A Nespresso boutique, next door to Bon Marche, one of the city's most chic department stores, was attracting queues that forced the rest of us into the gutter. Pressing my nose against the window like one of Zola's urchins, I couldn't fathom the frenzy inside. Were they flocking to view a new machine? Had fresh Christmas coffee flavours been put on sale, to tempt palates so refined - or jaded - they need constant stimulation?
In Lost Illusions, Balzac (a coffee addict of gargantuan proportions) writes that "those who do not know life in Paris to its depths [do not] suspect how continual enjoyment whets the appetite for novelty". It's not just Parisians, though. While the Nespresso fad seems to me a case of the emperor's clothes - it's only coffee, for goodness sake - sober Scottish friends who I'd otherwise consider resistant to hype clearly find great comfort and joy in these plastic baristas and their dinky pods.

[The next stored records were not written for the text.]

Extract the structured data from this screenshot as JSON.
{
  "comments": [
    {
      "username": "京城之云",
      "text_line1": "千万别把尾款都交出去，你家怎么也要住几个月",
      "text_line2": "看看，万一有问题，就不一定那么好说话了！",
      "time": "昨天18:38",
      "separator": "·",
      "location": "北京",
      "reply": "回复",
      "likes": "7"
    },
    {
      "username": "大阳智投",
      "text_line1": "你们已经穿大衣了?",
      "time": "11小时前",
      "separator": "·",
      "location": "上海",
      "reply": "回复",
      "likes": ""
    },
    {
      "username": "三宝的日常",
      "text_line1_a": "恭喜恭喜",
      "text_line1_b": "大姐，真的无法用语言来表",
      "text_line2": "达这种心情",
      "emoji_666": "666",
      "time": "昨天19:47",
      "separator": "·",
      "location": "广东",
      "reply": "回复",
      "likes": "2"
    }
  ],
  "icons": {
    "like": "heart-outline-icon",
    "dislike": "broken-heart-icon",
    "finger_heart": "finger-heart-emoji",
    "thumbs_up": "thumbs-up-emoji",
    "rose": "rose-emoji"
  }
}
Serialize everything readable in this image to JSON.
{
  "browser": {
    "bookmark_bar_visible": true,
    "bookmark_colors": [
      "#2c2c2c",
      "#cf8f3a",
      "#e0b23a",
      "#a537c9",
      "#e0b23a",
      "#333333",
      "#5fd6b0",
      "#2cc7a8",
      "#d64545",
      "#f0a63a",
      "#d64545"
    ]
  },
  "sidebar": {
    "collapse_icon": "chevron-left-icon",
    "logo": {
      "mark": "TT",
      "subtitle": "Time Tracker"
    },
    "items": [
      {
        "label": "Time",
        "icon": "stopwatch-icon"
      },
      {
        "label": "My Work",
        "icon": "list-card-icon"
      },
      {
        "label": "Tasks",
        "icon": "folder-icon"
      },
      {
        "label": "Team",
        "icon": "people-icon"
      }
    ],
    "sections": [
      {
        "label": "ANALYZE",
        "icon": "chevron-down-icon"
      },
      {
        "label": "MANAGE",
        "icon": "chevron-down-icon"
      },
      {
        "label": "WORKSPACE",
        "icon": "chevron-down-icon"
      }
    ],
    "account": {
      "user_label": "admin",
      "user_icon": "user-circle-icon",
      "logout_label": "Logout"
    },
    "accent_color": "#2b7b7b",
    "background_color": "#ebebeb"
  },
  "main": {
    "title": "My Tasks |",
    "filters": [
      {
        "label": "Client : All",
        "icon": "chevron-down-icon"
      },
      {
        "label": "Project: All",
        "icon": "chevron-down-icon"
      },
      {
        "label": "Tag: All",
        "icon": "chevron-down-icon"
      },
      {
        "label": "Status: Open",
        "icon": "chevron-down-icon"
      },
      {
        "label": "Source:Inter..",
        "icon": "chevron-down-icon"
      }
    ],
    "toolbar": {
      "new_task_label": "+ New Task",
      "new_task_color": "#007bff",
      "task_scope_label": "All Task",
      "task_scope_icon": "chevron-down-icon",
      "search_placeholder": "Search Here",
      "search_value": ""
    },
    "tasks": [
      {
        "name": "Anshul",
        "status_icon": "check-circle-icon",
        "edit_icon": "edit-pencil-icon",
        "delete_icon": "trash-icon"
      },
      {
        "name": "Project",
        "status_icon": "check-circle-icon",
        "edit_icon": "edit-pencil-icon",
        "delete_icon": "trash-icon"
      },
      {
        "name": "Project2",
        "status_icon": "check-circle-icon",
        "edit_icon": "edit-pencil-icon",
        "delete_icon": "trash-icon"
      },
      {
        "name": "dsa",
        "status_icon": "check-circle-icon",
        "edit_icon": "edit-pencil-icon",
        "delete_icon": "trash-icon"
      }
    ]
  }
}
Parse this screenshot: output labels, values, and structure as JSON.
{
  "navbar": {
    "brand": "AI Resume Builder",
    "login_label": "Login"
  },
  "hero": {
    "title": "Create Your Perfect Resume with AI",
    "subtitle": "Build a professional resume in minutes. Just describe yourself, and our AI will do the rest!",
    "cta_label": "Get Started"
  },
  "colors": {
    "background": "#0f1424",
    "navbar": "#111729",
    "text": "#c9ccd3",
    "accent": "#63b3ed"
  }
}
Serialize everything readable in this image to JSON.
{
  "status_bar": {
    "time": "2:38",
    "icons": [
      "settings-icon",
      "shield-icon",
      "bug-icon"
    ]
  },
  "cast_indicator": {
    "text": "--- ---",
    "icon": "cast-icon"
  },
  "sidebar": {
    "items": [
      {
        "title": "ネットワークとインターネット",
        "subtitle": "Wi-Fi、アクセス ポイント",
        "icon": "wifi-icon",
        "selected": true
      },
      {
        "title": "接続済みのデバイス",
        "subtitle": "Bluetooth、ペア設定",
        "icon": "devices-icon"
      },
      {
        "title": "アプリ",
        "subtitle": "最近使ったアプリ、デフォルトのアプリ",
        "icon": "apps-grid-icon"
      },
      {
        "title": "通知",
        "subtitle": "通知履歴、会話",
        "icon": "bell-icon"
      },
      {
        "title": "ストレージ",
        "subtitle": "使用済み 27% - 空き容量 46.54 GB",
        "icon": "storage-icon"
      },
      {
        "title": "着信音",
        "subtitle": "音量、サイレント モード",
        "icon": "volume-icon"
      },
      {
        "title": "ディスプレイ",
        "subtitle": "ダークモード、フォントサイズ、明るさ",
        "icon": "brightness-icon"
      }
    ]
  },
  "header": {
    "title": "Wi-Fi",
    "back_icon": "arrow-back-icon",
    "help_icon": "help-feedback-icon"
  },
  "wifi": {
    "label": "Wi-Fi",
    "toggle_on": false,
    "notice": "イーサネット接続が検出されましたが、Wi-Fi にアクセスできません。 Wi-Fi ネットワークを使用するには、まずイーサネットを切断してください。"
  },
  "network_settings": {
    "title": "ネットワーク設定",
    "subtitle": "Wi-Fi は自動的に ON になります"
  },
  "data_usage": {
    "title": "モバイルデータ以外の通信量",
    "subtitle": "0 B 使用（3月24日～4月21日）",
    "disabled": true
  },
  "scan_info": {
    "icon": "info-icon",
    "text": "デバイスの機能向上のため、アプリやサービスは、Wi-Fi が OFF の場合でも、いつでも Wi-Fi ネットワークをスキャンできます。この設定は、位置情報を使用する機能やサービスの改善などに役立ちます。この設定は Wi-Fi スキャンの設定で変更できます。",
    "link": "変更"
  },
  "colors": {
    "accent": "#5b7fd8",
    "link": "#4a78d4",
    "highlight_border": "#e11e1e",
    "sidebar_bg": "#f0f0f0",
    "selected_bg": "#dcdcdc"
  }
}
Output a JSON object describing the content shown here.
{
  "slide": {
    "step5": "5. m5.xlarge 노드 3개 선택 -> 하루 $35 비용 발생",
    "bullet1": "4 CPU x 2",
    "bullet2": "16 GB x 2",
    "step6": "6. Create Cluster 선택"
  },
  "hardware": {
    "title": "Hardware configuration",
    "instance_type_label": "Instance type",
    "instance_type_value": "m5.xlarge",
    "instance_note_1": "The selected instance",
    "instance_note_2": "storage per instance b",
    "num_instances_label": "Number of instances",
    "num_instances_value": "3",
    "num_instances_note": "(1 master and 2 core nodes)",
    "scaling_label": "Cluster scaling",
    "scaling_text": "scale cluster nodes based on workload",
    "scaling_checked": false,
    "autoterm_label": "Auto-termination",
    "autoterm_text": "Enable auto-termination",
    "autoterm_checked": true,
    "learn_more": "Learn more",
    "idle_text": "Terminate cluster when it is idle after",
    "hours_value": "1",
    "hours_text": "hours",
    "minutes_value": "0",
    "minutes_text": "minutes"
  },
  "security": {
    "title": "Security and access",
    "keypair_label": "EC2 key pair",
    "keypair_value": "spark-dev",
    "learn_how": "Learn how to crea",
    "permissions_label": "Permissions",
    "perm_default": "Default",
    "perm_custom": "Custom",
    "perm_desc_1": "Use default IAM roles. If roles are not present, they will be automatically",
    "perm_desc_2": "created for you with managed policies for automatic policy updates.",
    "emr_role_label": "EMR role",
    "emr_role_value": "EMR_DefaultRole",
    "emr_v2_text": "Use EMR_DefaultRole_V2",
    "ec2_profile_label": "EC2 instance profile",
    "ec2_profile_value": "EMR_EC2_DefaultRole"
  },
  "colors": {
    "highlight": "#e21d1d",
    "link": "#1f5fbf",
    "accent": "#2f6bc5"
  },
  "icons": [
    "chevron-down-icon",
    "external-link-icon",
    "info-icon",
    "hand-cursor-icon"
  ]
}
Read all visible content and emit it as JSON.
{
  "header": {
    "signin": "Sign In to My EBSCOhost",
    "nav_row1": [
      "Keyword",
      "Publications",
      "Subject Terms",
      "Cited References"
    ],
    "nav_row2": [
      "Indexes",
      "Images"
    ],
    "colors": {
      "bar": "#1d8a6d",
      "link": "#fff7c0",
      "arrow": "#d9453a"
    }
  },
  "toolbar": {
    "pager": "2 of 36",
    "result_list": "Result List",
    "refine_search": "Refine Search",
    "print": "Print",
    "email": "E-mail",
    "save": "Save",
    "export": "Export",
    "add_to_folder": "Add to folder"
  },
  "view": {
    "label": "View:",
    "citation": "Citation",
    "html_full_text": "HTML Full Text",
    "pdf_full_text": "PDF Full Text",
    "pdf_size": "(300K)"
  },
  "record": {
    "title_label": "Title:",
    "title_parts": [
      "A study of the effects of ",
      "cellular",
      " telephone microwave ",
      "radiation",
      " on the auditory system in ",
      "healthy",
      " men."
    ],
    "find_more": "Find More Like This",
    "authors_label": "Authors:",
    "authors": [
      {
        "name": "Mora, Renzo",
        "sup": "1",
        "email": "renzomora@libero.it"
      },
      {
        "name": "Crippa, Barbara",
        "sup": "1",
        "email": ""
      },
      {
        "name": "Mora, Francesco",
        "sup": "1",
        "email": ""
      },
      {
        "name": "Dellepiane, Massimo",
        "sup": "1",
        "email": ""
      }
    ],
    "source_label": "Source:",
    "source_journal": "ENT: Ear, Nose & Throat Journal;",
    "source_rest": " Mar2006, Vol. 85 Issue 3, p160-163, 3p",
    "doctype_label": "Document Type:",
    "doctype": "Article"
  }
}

It was with mixed feelings, therefore, that I eyed a large box delivered to my door the other day. The same size and weight as a coffee machine, would it, I wondered, convert me from my stove-top espresso maker into someone George Clooney might nod to in the street?
I'll never know. Inside, coddled in tissue paper, was a collection of Everyman's newest books. Like a nest of freshly laid eggs, and not costing a great deal more (less than £80 for seven exquisitely illustrated and produced hardbacks), it felt as if this really was Christmas. Caffeine was now the last thing on my mind, although each of these and those mentioned below deserves a coffee-table of its own.
Among the jewels I lifted out were AS Byatt's Possession, a collection of fishing stories from writers such as Jerome K Jerome, Hemingway and Annie Proulx, The Betrothed by Alessandro Manzoni - one of Italy's most famed novels - two new editions of early PG Wodehouse works, and a beautiful heirloom edition of the child's classic The Poppy Seed Cakes by Margery Clark.
Talking of heirlooms, two days later a slimmer parcel arrived, from the Folio Society. I am an incontinent collector of Folio books, recklessly buying titles I already own just because they are so attractively produced. I always promise I'll give away the now redundant copies, but I can never bear to part with them.
Fresh in the Folio stable is one of my favourite childhood books, George MacDonald's The Princess And The Goblin (£24.95), illustrated by Madalina Andronic who brings eastern European glamour to this haunting Scottish tale. Also new is an edition of Pride And Prejudice, whose delightful illustrations, by Anna and Elena Balbusso (£34.95), will please first-time readers and Austen devotees.
As is becoming evident, good publishers are meeting the challenge of e-books head-on by making their titles so desirable only those with no sense of style - or restricted luggage - would opt for digital. Christmas was always the time for buying lavish books. Increasingly, though, gorgeous books are being produced at plain prices. Take Birlinn's Glory And Honour, Andrea Thomas's fascinating history of the Renaissance in Scotland (£25), which is so generously illustrated it would fall into the luxury category but for the scholarship it displays. Likewise there's a monumental history of The Arts and Crafts Movement in Scotland, by Annette Carruthers (Yale, £60), which offers a feast for both eye and mind.
This Christmas, however, no book is better suited for putting on open show for all to enjoy than the new edition of John McEwen's Bellany (Mainstream, £40). First published in 1994, and updated to include the past two decades, including the artist's sad death this autumn, it is a fine tribute to an extraordinary talent. Bellany's ability was a gift of a calibre that Scotland rarely sees, and the array of works displayed in this glossy, informative, inspirational collection is breathtaking, as was the man himself.